ABSTRACT The PduO enzyme of Salmonella enterica is an ATP:cob(I)alamin adenosyltransferase that catalyzes the final step in the conversion of vitamin B 12 to coenzyme B 12 . The primary physiological role of this enzyme is to support coenzyme B 12 -dependent 1,2-propanediol degradation, and bioinformatic analysis has indicated that it has two domains. Here the PduO adenosyltransferase was produced in Escherichia coli , solubilized from inclusion bodies, purified to apparent homogeneity, and partially characterized biochemically.
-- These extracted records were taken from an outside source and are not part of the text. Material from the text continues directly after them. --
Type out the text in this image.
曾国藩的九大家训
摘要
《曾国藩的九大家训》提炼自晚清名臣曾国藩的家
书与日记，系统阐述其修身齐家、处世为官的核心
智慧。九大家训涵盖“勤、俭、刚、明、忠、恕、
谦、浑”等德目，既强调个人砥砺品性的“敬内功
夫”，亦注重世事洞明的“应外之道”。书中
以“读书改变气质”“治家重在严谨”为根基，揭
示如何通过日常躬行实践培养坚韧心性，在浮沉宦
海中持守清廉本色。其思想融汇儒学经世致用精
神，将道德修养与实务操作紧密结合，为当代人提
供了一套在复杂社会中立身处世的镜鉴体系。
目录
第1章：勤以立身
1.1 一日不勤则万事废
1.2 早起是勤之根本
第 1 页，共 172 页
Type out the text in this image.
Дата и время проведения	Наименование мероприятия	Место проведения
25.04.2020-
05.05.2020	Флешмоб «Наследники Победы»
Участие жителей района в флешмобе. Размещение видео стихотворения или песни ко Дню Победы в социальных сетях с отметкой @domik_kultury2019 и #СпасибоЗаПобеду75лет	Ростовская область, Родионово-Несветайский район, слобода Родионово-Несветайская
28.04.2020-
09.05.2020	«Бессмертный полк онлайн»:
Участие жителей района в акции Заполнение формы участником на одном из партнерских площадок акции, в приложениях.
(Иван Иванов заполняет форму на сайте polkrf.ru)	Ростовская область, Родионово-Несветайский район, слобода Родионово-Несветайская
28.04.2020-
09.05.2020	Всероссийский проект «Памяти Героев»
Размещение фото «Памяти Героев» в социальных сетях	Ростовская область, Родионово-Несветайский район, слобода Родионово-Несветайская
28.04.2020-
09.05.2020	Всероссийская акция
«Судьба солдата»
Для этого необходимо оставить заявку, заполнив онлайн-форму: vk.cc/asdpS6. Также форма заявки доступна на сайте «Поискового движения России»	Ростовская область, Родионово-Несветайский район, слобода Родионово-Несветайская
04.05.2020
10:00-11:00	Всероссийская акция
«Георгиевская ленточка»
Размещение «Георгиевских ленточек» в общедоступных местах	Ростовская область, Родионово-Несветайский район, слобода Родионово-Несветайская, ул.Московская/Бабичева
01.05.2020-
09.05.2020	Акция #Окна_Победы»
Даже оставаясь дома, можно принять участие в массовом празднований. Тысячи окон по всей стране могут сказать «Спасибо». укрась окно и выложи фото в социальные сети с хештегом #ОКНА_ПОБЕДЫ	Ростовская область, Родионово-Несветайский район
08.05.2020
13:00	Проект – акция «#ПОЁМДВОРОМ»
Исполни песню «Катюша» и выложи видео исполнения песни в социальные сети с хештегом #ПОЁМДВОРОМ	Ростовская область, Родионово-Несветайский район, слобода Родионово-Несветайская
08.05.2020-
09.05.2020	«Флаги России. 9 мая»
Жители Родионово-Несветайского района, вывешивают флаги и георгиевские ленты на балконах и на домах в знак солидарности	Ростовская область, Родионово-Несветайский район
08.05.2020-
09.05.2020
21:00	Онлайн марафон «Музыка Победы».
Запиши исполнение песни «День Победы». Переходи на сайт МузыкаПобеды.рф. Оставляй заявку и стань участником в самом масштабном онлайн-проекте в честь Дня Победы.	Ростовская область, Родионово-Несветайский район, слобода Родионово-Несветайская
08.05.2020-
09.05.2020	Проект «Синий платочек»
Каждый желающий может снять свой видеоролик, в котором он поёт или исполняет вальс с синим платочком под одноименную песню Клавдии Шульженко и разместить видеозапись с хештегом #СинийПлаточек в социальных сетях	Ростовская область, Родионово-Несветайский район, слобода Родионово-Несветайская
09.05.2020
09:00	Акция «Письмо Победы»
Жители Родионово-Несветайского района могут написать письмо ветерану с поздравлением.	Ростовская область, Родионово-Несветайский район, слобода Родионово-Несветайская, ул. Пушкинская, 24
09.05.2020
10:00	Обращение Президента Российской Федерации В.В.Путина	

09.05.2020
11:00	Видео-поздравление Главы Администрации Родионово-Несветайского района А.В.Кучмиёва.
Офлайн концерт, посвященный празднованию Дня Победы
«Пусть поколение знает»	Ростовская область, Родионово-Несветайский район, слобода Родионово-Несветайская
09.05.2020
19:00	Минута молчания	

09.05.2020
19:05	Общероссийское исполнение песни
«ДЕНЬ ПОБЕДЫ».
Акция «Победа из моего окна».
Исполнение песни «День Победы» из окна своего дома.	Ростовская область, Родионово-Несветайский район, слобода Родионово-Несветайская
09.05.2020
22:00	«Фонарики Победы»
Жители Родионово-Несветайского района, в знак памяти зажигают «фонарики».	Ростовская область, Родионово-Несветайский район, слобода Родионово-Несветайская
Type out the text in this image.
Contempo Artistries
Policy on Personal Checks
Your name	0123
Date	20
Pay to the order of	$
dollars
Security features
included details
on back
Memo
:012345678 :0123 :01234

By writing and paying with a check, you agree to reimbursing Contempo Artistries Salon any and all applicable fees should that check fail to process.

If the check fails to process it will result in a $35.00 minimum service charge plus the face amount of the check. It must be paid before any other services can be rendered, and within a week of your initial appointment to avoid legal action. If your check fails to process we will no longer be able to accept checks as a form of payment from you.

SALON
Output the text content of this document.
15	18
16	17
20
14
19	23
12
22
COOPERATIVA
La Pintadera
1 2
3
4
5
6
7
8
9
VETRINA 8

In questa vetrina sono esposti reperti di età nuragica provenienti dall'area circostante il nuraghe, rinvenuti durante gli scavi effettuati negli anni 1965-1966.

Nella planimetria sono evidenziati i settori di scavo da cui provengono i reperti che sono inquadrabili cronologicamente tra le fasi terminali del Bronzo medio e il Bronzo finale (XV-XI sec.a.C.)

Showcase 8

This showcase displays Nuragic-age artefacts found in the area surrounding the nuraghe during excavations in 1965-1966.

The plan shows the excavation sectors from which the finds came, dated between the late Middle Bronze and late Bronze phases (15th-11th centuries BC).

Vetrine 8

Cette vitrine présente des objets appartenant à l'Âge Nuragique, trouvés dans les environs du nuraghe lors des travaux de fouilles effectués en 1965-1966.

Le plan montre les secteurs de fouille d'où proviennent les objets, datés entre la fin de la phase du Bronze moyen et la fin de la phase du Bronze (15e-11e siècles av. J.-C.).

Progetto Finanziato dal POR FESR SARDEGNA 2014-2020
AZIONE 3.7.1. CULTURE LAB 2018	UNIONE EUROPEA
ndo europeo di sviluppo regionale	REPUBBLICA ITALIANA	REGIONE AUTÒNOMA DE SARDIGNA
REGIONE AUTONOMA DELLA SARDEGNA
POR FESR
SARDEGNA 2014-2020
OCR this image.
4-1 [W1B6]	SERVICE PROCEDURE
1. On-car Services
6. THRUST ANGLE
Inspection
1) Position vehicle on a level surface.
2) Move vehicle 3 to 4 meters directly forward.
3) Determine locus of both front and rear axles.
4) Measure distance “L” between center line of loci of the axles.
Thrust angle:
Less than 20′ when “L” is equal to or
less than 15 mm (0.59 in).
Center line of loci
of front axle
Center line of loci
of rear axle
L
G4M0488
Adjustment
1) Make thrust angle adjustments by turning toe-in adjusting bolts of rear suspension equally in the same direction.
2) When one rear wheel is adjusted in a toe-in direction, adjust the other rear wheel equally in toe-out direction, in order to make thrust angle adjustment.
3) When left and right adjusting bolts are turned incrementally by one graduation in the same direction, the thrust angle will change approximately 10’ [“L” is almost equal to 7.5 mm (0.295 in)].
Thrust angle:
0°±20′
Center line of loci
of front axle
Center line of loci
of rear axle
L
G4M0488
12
The K m values of PduO for ATP and cob(I)alamin were 19.8 and 4.5 μM, respectively, and the enzyme V max was 243 nmol min −1 mg of protein −1 . Further investigations showed that PduO was active with ATP and partially active with deoxy-ATP, but lacked measurable activity with other nucleotides. 31 P nuclear magnetic resonance established that triphosphate was a product of the PduO reaction, and kinetic studies indicated a ternary complex mechanism. A series of truncated versions of the PduO protein were produced in Escherichia coli , partially purified, and used to show that adenosyltransferase activity is associated with the N-terminal domain. The N-terminal domain was purified to near homogeneity and shown to have biochemical properties and kinetic constants similar to those of the full-length enzyme. This indicated that the C-terminal domain was not directly involved in catalysis or substrate binding and may have another role.